A schoolgirl, who apparently has never had a proper job, decides to put Sinclair Lewis to shame and heads off to a tuna cannery in Indonesia where she discovers that it's, like, really hard work, man, and it's, you know, hot in there and it smells and everything and they even make you clip your nails. What's with that, yah?
And working in a rice paddy? That's, like, just no fun at all. All that standing in water and bending over? Yuk!
Naturally, this is all justified by some extremely public and easy hand-wringing about the low wages the workers are paid (the workers get £3 a day, which is pretty close to, if not above the country's per capita income), though no context as to what the alternative for them is or what impact this work has on their prosperity one way or the other . That's, surprise, too much like hard work.
As a man who spent most of his youth swinging a pick in the desert sun when he wasn't freezing on deck in the North Sea for sub-minimum wages and has spent enough time in the Third World to know the difference between exploitation and a hand up, all I can say is, Poor diddums and let's hope your fashion studies aren't too arduous.
1 comment:
Maybe this is how the Soylent Corp can get a toehold on the marketplace.
"Soylent Green, made at home, made for you, made out of you"
The reporters never ask these idiots what exactly their goal is with the rest of the world.
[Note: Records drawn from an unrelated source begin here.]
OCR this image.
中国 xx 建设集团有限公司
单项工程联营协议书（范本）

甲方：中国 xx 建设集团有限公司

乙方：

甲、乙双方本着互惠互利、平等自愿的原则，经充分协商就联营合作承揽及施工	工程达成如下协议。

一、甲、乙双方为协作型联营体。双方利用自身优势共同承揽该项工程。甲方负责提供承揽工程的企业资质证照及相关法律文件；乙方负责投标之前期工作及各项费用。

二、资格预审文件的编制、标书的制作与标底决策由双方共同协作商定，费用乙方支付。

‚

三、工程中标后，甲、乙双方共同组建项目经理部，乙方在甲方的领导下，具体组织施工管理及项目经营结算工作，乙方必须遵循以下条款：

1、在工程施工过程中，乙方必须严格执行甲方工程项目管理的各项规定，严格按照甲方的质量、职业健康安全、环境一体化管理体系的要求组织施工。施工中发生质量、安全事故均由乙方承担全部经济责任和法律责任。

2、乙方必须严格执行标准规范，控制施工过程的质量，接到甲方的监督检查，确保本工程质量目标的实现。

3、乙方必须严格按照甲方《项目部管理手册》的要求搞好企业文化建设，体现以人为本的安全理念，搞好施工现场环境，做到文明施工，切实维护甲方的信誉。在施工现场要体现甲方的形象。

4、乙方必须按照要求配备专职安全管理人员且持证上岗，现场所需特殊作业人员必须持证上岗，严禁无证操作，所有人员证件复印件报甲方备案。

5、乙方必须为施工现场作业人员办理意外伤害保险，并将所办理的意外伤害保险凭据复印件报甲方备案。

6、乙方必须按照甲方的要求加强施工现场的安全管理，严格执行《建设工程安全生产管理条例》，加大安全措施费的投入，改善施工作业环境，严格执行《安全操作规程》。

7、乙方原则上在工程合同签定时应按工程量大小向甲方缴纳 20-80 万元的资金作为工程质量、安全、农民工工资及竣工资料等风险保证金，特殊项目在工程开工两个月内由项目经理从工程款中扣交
They complain about the standard of living in countries and yet no one thinks to ask; "So what do you want to do? Do you want to raise theirs or lower ours? Because if you raise their standard just what will that entail and what will it do to you?"
If more money is poured on the countries the chances that it will get any further than the ruling junta are very small. I guess the UN would point out that cleaner bayonets is definitely a step forward.
After "fixing" things, if she could afford to go back I'm sure she could point to the new palace that was built with all the new money and just beam about it. After all, it's the "people's palace" isn't it?